Process Ingress – Example 

Aug 12 14:24:19 [26070] <warning> reason=feed.ingress.hit type=event process_guid=00000001-0000-de04-01cf-b65a8ecb26cf host=’SERV12R2X64-01’ sensor_id=1 feed_id=10 feed_name=’tor’ ioc_type=’ipv4’ ioc_value=’38.229.70.52’ direction=’Outbound’ protocol=’TCP’ port=’22’ timestamp=’1407867859.64’
Process Ingress – Default Template 
reason=feed.ingress.hit type=event 
process_guid={{doc[’process_id’]}}
host=’{{doc[’hostname’]}}’
sensor_id={{doc[’sensor_id’]}}
feed_id={{doc[’feed_id’]}}
feed_name=’{{doc[’feed_name’]}}’
ioc_type=’{{doc[’ioc_type’]}}’
ioc_value=’{{doc[’ioc_value’]}}’
{% for k in doc[’ioc_attr’] %}
{{k}}=’{{doc[’ioc_attr’][k]}}’{% endfor %}
timestamp=’{{doc[’event_timestamp’]}}’
Process Ingress – Key-Value Pairs

Syslog Label

Solr Doc Reference

Description

reason

no doc reference

Text that describes the entry. The reason label is hard-coded in the syslog template and identifies the type of the event as "watchlist.hit," "feed.hit," or "binaryinfo."

type

no doc reference

Text that identifies the type of data that is returned with the event. For process events, the value is ‘event’.

process_guid

process_id

Process doc identifier.

host

hostname

Hostname of the computer on which the feed hit was detected.

sensor_id

sensor_id

Sensor ID of endpoint that observed the feed hit.

feed_id

feed_id

ID of the feed that matched the hit criteria.

feed_name

feed_name

Name of the feed that matched the hit criteria.

ioc_type

ioc_type

Type of the IOC that caused the hit.

ioc_value

ioc_value

Value of the IOC that matched the hit criteria.

for/if loops

_* ioc_attr

  • alliance_* identifies and prints all attributes whose names start with "alliance_" in all documents that contain feed hits, including documents reported by watchlist hits. These attributes represent feed hits.
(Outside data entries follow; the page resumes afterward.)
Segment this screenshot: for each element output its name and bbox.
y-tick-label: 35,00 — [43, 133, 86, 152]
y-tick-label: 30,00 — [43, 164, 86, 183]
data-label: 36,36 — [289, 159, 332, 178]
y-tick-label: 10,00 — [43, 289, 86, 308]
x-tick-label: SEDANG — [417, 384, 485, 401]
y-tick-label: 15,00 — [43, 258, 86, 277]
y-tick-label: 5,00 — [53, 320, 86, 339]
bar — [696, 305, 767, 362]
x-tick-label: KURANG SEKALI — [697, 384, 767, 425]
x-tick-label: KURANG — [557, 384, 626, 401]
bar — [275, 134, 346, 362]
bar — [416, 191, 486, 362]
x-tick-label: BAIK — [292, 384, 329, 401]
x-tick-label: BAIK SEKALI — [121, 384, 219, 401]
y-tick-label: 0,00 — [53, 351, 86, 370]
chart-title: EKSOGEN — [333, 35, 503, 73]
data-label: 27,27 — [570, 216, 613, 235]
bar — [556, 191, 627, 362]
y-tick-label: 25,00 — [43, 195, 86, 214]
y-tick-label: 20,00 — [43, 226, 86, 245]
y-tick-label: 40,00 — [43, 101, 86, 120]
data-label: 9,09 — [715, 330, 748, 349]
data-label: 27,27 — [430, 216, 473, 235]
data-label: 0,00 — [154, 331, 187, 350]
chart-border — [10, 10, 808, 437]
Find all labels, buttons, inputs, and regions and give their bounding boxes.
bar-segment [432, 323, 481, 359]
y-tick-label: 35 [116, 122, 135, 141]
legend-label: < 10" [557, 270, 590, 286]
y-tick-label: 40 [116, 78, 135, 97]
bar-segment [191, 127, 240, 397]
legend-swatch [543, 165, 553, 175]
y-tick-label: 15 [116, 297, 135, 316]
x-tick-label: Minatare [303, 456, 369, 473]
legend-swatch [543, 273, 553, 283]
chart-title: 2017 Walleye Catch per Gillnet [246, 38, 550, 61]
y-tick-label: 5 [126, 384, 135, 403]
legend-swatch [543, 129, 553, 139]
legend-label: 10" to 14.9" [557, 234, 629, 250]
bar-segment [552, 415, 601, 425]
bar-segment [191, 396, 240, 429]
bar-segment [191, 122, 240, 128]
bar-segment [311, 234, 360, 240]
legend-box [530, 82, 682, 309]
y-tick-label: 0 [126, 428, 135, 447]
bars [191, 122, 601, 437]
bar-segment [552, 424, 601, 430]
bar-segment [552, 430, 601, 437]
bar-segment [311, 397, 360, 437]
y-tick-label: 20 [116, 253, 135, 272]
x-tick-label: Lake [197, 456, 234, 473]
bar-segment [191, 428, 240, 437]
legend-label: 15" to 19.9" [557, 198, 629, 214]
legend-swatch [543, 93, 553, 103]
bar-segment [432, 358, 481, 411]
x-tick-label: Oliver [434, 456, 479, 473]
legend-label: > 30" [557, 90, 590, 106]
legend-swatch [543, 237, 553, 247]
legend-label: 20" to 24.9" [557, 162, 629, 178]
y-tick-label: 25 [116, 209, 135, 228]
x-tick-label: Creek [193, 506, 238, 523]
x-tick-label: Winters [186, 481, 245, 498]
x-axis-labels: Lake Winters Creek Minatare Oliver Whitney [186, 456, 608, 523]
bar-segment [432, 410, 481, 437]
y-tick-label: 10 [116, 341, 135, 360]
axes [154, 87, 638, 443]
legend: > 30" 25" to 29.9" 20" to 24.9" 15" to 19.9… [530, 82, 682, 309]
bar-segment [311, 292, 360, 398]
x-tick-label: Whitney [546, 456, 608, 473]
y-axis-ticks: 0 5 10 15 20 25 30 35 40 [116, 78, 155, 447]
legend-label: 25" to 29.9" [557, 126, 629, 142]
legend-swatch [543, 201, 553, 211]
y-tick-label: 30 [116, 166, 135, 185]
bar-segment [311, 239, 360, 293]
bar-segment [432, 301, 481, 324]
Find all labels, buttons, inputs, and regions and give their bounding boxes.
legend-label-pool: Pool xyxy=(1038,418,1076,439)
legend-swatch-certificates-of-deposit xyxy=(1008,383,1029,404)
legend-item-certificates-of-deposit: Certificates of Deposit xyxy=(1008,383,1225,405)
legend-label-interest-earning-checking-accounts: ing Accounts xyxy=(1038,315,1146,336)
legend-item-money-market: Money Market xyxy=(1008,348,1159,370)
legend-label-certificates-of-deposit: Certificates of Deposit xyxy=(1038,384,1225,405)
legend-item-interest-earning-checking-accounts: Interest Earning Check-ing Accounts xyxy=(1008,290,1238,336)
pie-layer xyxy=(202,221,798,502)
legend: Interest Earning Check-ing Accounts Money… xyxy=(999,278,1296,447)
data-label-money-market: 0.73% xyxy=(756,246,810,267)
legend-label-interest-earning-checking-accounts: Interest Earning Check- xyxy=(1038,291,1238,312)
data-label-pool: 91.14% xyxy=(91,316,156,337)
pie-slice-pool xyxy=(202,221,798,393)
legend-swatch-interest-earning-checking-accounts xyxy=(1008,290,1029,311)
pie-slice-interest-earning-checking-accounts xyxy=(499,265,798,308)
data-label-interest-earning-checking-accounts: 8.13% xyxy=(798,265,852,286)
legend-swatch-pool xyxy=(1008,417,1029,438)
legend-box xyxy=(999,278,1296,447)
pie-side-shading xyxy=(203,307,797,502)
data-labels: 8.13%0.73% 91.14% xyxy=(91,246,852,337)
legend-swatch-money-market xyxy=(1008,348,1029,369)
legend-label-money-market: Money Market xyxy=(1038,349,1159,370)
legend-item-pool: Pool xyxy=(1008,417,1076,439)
  • ioc_attr identifies and prints additional attributes on IOC values that were matched.

Note:

for/if loops are not required. Their purpose is to report attributes that do not have predefined sets. You can create customized templates that do not contain them if you do not need to report on alliance_* or ioc_attr attributes.

timestamp

event_timestamp

Epoch time (seconds since 00:00:00 on 1 January 1970) of the feed hit event.